It’s always interesting when analyst firm Gartner gets out its crystal ball and tries to determine what the future will look like for IT organizations. This year’s outlook, unveiled this week at the Gartner Symposium/ITxpo, had few real surprises – focusing as it did on coming shifts linked to mobile technologies and Big Data.
Some of the predictions built on earlier ones. For instance, in late 2011 Gartner said that through 2015, more than 85 percent of Fortune 500 organizations would fail to effectively exploit so-called Big Data for competitive advantage. This week Gartner said Big Data demand will reach 4.4 million jobs globally by 2015 — but just a third of Big Data jobs will be filled. And it forecast software spending resulting from the proliferation of smart operational technology will grow by 25 percent a year through 2014. Such devices will obviously be one of the major sources of all of that data.

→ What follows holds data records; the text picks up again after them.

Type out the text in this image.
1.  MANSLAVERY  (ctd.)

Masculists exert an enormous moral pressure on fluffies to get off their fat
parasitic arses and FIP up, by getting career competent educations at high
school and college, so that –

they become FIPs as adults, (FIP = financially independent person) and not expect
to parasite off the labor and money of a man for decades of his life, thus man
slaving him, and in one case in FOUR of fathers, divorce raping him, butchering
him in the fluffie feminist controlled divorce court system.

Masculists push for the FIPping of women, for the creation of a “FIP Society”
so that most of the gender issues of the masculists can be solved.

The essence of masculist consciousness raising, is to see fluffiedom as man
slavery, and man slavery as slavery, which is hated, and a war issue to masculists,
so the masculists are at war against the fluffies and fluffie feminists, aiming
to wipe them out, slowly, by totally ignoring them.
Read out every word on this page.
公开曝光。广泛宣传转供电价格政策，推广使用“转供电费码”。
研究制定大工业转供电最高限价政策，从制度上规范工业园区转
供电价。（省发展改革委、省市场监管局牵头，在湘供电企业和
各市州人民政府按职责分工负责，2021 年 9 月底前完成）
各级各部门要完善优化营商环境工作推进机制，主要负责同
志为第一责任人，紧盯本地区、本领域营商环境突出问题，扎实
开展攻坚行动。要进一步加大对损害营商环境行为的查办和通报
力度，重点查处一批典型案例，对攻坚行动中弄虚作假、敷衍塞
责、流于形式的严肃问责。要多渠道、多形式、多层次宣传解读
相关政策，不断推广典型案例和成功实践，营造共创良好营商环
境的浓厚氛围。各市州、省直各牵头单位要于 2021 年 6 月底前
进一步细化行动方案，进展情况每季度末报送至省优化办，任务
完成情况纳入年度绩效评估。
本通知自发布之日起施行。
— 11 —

Two of the more surprising insights relate to outsourcing and globalization.
Legislation and Automation
By 2014, Gartner expects to see legislation designed to protect local jobs in the European Union. Already the EU appears headed in that direction, with its focus on Single Market measures designed to ease business between European countries. According to eurobserver.com, the EU Commission intends to introduce proposals to establish a European Employment Guarantee and a formal network of European Public Employment Services.
According to Gartner, this wave of protectionism will result in a 20 percent net reduction of offshoring through 2016. However, Gartner said, “This does not mean that organizations would abandon the use of global delivery models, but it would result in the rebalancing of where labor is located with such models.”
As Gartner noted, “Opportunities would be created for firms to invest further in lower-cost parts of Europe, or in areas within their domestic location, where costs may be lower.” Again, this already appears to be happening, with a ZDNet piece pointing out that Romania is providing competition for Poland, the biggest outsourcing destination in Eastern Europe, with its lower wages. Within Romania, companies are looking beyond the capital of Bucharest to lower-cost cities and some are looking instead at alternatives like Ukraine.
Gartner also believes that IT hiring in major Western markets will come predominantly from fast-growing, Asian-headquartered companies through 2015. Western companies still suffering from a tough economy will take a conservative approach to hiring, while Asian companies will be making big investments to increase their geographic reach.
Automation the New Outsourcing?
And, Gartner said, “Exacerbating the disparity between the hiring practices of Western and Asian organizations will be the increased use of industrialized IT solutions, which will further reduce the IT staffing needs of Western firms.”
Could automation become the “new outsourcing?” I’ve been writing for quite some time about the potential for automation to become a more popular cost-savings measure than outsourcing. In late 2011, I cited a Nucleus Research report that found: “Rather than invest in hiring, retaining, and potentially paying the costs of laying off staff, companies are choosing to invest in technology to improve customer service and support, analyze data for better decision making, and generate more productivity from the employees they still have.”
I don’t see this trend going away. But do I think automation will ever replace outsourcing? No, because outsourcing has the ability to help companies transform their business processes in a way that goes far beyond the process improvements automation can provide.
Regardless of whether Gartner’s predictions are completely on target, I think it’s going to be an interesting couple of years ahead.